Could the Iran strikes push Bitcoin below $60,000?
It is possible but not certain. Options market data shows institutional investors buying put protection at $60,000 and $55,000 strikes, suggesting professional traders see meaningful probability of those levels being tested. Analysts at Bitrue have previously warned that a sustained break below $60,000 could trigger cascading liquidations toward $50,000–$55,000. However, Bitcoin’s history during geopolitical crises shows that initial weekend declines are often partially or fully recovered once traditional markets reopen.
How does the Iran conflict affect oil prices and crypto?
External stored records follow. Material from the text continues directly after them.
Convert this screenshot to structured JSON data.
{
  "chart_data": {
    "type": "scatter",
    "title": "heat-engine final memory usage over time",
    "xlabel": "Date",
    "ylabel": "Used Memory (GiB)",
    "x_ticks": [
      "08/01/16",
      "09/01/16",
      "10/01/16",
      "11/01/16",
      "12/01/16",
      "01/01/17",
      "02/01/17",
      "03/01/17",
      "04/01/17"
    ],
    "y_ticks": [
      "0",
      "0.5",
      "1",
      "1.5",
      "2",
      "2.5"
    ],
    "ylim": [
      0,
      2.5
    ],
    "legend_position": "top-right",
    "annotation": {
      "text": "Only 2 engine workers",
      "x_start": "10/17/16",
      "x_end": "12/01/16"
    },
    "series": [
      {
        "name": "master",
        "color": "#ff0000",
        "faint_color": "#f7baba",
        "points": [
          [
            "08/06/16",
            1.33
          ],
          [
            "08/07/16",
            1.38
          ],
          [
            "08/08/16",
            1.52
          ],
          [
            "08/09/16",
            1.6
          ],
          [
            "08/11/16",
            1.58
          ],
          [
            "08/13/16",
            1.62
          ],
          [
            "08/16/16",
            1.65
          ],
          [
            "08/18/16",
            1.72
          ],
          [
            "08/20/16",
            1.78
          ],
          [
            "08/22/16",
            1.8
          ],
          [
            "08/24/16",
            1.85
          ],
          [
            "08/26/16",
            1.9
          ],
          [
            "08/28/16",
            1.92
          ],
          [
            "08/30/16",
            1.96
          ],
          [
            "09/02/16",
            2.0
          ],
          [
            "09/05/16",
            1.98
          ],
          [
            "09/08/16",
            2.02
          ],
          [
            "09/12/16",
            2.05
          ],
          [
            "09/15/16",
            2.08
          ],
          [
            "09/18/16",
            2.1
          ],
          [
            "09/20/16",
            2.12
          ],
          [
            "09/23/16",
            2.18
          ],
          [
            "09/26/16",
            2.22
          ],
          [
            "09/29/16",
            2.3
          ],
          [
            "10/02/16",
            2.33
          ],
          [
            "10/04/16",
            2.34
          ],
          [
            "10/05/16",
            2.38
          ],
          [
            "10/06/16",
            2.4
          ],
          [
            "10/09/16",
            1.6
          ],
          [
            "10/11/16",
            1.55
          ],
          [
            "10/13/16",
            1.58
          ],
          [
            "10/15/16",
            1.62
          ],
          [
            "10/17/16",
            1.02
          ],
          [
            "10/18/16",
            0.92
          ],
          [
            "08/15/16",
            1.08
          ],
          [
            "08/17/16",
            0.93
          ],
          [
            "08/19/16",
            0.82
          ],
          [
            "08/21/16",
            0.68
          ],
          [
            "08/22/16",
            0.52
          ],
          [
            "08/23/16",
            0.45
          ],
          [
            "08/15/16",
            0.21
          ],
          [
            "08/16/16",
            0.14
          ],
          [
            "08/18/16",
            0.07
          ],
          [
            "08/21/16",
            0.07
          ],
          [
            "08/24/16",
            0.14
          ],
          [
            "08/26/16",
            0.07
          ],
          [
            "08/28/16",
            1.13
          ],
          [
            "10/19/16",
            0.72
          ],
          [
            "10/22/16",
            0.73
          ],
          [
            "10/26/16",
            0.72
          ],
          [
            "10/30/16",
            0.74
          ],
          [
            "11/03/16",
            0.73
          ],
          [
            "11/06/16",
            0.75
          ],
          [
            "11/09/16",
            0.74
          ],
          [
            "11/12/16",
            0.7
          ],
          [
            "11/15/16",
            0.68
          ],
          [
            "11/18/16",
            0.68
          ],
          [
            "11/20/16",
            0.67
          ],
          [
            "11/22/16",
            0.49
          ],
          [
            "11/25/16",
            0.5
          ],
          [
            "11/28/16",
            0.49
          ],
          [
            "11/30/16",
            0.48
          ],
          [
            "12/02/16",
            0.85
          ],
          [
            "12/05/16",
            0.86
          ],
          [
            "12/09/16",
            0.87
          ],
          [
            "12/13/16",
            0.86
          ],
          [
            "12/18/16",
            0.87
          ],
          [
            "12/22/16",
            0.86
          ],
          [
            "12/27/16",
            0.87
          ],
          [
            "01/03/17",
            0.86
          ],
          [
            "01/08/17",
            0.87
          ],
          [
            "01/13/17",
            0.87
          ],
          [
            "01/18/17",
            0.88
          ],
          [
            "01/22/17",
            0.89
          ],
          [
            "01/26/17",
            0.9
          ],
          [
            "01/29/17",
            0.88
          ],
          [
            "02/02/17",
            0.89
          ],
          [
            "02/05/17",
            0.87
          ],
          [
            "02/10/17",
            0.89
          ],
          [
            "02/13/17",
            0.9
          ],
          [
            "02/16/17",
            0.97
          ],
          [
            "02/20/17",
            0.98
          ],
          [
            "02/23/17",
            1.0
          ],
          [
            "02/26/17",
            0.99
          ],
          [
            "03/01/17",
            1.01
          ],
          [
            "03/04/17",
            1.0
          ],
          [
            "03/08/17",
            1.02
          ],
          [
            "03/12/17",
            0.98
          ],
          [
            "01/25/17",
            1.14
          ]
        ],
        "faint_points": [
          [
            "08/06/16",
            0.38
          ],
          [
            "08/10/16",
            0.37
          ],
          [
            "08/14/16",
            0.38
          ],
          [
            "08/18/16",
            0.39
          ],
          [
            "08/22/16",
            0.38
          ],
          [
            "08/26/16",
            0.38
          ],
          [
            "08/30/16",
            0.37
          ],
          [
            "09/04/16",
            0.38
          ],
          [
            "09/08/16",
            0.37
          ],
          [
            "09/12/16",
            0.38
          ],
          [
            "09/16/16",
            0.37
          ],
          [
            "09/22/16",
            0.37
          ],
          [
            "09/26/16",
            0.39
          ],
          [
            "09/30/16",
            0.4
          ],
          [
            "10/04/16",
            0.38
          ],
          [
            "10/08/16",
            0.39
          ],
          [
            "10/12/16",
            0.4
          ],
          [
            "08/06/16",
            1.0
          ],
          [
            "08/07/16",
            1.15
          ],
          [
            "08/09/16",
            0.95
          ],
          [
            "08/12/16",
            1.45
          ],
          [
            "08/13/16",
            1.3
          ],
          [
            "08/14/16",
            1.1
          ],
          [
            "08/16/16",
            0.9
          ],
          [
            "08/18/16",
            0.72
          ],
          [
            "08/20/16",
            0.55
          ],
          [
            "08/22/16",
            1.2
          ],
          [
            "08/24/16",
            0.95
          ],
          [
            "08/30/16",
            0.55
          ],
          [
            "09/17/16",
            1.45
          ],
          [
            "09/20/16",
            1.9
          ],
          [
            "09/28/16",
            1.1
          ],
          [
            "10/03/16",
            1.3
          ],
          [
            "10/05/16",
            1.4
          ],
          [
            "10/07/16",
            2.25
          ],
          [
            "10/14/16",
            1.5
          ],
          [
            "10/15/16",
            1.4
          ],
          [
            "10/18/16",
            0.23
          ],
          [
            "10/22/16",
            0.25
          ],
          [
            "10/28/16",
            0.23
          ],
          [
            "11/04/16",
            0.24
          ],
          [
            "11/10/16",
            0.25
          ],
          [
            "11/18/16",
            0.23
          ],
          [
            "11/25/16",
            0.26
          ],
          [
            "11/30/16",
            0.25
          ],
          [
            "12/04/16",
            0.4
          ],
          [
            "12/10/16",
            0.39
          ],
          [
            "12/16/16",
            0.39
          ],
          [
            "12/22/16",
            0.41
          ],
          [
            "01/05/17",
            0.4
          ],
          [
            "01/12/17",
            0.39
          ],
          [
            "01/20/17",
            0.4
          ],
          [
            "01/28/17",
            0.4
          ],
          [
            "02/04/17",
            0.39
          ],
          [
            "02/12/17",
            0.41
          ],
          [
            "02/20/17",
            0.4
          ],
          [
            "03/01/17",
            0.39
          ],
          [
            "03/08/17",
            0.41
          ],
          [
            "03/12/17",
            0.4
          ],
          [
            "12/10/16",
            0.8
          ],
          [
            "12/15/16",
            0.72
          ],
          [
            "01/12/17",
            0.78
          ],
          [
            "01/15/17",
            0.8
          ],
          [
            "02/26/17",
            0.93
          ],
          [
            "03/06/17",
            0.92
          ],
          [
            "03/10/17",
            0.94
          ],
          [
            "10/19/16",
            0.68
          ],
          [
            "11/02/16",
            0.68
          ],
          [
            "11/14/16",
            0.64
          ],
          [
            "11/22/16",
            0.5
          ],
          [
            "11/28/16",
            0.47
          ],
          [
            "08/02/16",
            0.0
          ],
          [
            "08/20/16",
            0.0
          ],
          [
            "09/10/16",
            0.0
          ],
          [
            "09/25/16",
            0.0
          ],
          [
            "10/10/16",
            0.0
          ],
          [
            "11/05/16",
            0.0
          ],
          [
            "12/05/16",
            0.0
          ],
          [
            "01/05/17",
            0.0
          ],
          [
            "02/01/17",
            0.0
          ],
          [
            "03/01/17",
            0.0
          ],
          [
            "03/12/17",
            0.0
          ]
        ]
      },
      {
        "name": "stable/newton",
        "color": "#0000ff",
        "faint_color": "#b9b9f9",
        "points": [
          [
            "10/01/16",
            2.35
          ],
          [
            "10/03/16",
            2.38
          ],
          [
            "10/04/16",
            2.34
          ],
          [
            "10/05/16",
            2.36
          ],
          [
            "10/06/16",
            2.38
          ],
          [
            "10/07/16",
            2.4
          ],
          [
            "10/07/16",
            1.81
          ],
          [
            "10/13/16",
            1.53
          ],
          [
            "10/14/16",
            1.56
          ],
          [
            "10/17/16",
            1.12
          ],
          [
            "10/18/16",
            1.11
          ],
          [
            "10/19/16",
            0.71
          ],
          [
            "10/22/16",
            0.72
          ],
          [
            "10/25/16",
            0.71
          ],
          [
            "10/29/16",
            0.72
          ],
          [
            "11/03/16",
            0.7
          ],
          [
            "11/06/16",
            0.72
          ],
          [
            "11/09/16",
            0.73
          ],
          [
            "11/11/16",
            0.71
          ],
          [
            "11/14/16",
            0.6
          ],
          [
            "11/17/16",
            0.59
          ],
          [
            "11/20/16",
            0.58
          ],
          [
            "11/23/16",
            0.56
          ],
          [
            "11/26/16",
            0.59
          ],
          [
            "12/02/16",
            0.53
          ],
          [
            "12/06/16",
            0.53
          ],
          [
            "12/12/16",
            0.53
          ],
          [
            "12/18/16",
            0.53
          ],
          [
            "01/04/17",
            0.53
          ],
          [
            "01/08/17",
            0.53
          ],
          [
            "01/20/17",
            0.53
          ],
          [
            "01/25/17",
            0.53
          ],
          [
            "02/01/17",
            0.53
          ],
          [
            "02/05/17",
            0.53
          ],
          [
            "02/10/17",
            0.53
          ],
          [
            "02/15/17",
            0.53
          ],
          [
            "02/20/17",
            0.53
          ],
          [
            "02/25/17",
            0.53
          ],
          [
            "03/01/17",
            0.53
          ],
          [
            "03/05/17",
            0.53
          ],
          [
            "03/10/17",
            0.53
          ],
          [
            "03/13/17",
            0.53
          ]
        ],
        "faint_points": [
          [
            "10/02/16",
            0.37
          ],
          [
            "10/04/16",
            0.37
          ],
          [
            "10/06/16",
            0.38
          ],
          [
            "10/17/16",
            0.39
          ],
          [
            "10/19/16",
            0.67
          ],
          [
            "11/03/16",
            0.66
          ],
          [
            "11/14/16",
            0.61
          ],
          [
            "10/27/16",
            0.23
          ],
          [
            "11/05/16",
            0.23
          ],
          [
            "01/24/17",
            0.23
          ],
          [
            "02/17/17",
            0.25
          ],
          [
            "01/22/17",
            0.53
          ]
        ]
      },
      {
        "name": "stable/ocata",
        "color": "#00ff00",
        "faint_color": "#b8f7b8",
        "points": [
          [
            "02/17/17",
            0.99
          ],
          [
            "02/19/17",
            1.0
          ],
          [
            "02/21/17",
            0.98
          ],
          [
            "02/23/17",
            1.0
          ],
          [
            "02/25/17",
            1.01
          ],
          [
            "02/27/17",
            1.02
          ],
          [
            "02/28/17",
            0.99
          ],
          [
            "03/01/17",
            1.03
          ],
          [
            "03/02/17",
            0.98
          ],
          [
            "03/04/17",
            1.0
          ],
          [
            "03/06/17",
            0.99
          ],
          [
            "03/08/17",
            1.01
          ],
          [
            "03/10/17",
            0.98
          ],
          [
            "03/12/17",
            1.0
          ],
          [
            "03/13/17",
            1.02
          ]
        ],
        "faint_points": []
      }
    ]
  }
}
A US-Israeli strike on Iran raises the risk of Iranian counter-responses targeting oil tankers, energy infrastructure, or potentially the Strait of Hormuz — through which approximately 20% of the world’s daily oil supply passes. Any disruption to that supply would push global oil prices sharply higher, reigniting inflationary pressures and potentially delaying Federal Reserve interest rate cuts. Delayed rate cuts would reduce liquidity and risk appetite in financial markets, creating additional macro headwinds for speculative assets like Bitcoin.